Вот так, молча, двое суток и проторчал у ворот басилейского дворца.
Ждал.
…дождался.
* * *Память ты, моя память! С утра крысы побежали прочь. Мордочки — остренькие. Глазки — шныряют. И в лапках — узелочки, сверточки… Стража удрала первой. Хорошая стража у басилея калидонского! Сотник даже сандалию на ступеньках забыл. Правую.
Вон, валяется…
Сразу стало ясно: гроза на подходе.
А первый удар грома пропустил. Отбежал по большой нужде: не у дворцовых стен же справлять?! Туда-сюда, пока вернулся, они уже в ворота втянулись и створки за собой заперли. Крепко-накрепко. Кто они? — куреты. Местные. Диомед небось первым въехал… опять ждать надо! Обида горше пыли: герои в ворота, оборванцы у ворот, герои входят, оборванцы ждут.
Спешил сюда, думал… Ангел говорил: титан тоже думал, да в Тартар попал.
Потом на площади торчал. Калидонцев собралось: море. Полсотни, наверное, а может, и сотня целая.
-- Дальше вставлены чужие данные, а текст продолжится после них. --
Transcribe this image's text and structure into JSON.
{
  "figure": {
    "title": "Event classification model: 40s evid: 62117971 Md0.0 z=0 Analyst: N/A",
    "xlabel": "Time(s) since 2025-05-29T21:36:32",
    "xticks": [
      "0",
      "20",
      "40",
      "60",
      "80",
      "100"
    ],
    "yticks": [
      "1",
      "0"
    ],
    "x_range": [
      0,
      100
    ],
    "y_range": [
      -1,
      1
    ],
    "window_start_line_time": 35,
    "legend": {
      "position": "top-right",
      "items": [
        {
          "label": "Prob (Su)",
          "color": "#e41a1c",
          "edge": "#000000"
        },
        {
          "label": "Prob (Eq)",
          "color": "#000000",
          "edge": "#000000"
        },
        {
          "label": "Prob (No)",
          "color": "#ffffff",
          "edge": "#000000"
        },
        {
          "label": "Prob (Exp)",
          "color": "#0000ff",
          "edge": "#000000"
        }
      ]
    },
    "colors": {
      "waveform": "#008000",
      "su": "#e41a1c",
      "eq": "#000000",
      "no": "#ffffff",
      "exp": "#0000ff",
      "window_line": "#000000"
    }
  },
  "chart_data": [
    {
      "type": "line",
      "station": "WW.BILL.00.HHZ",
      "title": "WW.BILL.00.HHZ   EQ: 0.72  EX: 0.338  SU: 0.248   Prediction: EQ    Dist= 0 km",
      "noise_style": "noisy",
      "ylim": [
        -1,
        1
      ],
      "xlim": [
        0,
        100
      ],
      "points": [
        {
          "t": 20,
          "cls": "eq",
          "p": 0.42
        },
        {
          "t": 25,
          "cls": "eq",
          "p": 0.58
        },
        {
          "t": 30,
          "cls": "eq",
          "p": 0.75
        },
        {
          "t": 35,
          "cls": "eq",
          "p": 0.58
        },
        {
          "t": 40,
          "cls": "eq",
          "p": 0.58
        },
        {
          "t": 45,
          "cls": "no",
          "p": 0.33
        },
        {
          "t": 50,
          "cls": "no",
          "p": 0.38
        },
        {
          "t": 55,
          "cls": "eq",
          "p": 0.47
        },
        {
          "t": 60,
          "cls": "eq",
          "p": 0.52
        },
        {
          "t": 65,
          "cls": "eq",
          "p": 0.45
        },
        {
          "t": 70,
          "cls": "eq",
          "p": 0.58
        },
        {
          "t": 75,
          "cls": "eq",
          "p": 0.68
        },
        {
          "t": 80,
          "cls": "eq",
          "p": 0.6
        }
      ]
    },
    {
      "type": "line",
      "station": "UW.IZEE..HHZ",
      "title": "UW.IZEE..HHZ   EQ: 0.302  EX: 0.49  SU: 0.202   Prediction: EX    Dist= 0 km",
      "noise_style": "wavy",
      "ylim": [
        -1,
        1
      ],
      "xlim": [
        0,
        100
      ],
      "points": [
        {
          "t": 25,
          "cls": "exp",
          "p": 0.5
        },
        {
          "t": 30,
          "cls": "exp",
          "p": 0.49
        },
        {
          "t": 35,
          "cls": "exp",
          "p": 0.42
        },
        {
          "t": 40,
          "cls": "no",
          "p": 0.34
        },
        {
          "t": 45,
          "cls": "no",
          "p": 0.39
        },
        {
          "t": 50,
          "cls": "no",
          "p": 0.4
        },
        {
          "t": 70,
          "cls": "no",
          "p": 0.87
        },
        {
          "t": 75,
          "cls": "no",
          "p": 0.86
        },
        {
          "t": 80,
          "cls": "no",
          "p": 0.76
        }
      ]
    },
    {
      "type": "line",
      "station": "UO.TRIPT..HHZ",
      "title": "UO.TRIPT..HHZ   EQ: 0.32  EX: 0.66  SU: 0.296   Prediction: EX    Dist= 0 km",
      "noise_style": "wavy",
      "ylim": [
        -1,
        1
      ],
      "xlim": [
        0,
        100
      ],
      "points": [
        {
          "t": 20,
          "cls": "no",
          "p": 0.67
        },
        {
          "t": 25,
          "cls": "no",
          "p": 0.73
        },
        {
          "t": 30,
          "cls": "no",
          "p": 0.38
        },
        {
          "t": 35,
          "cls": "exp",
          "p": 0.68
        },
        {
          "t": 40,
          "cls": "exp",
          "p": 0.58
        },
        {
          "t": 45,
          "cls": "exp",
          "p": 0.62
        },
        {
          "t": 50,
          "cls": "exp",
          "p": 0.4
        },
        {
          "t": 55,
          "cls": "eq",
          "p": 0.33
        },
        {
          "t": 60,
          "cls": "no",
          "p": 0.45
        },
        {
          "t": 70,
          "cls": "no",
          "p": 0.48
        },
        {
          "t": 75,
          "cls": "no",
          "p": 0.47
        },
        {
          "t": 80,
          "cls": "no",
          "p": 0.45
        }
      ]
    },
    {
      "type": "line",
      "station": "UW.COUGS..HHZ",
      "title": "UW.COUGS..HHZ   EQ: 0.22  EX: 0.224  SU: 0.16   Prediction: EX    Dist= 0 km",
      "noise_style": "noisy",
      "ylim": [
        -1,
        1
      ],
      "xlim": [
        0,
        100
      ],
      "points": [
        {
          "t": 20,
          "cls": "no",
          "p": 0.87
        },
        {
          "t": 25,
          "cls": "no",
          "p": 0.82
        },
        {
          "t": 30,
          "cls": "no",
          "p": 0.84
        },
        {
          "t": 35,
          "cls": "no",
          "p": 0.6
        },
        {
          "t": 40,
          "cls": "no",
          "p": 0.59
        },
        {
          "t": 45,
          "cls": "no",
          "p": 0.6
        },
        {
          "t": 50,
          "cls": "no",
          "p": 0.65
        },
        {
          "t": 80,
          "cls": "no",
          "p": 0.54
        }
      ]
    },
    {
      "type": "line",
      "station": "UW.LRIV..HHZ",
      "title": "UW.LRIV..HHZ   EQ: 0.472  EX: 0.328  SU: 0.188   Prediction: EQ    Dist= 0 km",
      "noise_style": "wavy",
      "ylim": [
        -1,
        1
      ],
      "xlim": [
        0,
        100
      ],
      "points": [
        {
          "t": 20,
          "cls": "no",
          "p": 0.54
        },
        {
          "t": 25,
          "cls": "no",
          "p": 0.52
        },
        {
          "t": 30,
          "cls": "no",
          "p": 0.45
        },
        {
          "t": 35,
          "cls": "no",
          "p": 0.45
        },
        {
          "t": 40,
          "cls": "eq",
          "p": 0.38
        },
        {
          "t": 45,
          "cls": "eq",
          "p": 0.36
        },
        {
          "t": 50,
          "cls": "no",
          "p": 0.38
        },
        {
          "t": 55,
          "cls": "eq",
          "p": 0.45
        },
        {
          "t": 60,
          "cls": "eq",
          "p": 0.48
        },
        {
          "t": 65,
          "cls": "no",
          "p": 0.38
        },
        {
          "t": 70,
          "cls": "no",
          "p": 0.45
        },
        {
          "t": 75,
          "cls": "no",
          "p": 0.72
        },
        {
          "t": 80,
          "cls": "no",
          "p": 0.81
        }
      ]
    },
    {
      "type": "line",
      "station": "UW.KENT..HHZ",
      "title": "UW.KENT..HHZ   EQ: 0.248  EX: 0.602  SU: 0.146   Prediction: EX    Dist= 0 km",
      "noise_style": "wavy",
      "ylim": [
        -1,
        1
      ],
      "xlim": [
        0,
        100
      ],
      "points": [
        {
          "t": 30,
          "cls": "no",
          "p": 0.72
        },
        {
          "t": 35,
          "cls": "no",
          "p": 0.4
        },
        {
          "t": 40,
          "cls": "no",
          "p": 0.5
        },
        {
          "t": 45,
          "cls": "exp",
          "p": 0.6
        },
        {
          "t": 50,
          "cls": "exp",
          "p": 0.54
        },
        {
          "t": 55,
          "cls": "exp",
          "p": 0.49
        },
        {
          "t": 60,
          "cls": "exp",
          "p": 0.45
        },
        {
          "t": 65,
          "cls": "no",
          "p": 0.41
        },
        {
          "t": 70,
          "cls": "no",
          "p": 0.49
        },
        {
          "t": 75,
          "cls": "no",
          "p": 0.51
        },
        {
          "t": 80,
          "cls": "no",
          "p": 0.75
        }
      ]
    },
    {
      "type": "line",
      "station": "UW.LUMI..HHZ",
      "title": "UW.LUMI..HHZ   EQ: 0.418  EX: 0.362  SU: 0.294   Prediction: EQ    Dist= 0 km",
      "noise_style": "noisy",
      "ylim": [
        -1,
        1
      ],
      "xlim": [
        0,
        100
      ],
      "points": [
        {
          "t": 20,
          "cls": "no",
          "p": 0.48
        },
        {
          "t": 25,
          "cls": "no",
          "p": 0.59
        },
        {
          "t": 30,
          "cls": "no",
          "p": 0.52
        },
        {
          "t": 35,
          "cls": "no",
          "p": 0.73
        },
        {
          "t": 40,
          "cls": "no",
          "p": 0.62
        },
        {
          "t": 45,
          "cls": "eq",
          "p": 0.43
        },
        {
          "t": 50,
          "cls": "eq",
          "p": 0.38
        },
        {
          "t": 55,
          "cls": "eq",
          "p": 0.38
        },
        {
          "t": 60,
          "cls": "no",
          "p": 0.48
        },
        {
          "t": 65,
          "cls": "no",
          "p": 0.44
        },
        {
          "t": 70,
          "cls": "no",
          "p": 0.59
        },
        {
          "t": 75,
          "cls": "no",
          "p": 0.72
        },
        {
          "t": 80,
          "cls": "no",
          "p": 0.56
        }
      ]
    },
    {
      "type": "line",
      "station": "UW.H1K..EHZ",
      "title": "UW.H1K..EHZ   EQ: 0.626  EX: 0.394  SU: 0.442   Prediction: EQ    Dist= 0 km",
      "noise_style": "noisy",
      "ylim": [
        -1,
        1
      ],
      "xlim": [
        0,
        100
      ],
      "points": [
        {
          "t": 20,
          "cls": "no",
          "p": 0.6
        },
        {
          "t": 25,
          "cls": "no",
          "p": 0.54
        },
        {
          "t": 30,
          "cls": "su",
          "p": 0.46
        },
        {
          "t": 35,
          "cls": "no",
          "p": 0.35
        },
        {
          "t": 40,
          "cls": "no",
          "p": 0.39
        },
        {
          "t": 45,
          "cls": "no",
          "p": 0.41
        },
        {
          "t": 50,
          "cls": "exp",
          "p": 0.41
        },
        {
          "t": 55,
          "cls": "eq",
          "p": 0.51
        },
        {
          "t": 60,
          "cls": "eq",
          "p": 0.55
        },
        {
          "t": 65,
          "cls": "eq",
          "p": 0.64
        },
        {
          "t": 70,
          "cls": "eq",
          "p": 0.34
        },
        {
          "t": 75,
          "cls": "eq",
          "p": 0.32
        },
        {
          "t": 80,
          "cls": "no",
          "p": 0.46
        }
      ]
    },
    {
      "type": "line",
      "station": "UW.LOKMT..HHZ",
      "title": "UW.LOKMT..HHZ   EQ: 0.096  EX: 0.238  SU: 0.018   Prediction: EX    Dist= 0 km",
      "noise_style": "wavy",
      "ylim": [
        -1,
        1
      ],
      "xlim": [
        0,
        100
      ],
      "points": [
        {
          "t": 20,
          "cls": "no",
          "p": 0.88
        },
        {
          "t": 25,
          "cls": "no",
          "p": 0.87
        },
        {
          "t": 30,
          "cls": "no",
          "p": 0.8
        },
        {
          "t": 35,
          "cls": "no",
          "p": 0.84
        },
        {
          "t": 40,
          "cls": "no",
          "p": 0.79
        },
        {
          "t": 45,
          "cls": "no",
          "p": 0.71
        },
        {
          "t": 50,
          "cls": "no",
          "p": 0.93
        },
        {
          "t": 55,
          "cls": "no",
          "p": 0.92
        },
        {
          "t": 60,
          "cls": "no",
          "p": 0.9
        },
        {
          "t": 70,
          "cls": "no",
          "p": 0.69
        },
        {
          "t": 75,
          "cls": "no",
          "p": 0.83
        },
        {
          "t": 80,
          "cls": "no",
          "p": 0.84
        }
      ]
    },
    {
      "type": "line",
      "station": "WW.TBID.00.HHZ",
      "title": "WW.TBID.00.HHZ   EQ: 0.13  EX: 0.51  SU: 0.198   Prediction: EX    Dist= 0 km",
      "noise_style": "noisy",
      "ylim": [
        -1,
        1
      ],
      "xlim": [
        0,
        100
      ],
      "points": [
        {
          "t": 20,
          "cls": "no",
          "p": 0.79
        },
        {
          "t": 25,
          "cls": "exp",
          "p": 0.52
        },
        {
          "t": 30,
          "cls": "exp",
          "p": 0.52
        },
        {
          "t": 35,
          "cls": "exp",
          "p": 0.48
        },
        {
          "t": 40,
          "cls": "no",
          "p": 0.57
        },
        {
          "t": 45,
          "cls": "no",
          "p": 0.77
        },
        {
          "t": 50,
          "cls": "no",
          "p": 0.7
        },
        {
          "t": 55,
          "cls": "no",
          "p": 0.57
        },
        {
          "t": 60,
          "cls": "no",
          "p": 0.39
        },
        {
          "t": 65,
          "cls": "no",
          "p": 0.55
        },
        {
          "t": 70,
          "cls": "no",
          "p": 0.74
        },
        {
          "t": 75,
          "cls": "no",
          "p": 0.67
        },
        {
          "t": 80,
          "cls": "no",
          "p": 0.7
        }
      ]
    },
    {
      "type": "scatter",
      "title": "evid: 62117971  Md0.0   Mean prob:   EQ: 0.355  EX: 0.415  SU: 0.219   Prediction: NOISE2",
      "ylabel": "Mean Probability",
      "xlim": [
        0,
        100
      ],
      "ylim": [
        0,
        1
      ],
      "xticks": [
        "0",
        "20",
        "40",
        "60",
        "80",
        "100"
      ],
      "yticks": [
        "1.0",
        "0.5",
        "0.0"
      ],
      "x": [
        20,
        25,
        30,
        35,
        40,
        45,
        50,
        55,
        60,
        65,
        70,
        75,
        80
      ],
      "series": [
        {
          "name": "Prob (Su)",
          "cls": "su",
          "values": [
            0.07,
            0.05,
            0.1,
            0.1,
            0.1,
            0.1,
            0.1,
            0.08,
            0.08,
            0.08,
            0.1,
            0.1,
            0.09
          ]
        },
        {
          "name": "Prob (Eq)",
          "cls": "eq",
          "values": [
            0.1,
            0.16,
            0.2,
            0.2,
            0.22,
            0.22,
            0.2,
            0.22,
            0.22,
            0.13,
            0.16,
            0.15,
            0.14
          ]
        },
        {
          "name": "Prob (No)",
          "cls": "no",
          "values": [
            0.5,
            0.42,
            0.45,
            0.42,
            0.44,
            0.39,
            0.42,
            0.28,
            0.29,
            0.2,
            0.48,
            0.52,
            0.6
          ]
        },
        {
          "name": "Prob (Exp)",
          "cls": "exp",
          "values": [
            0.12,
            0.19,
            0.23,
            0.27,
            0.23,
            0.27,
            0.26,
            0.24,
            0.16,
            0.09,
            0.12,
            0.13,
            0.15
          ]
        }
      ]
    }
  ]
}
На Итаке такое сонмище в одном месте не собрать. Из-за спин тянулся, Диомеда-Победителя выглядывал. Проклинал свой малый рост. Сперва перед народом старенький дамат чирикал, по табличке: басилей Ойней… признаю права наследника, законного и единственного… Диомеда, сына Тидея, внука вышеупомянутого Ойнея… Сердце екнуло: высмотрел! Вон он, Диомед!
А много ли видно из-за спин с головами?
Почитай, ничего толком не разглядел.
Молчали вокруг калидонцы. Губы жевали. Думалось: они от радости все небо шапками забросают. Нет, тишина. Первый лед, не тишина — того и гляди, хрустнет… обломится в стылую жижу.
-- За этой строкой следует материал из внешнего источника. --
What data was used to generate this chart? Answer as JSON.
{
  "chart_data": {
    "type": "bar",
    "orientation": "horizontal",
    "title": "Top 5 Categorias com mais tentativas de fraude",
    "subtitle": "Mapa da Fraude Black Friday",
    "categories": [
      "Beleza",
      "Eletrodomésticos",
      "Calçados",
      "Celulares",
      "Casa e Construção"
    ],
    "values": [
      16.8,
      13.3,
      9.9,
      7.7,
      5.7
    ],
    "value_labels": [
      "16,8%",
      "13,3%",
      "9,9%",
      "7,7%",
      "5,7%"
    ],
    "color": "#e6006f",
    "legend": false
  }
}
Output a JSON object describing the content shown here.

Плохо видимый, стоял герой Диомед — эпигон, сын Тидея, покоритель Фив Семивратных. Был любимец, стал наследник, единственный и неповторимый; а всем понятно — владыка.
Хмурый, озабоченный юноша.
Не его это был Номос. Не его Мироздание. Гостем он стоял в этом здании, Диомед Тидид, с подвигами под мышкой, с мрачными бойцами в меховых плащах за спиной; незваным, нежеланным гостем. Слава была, а счастья не было.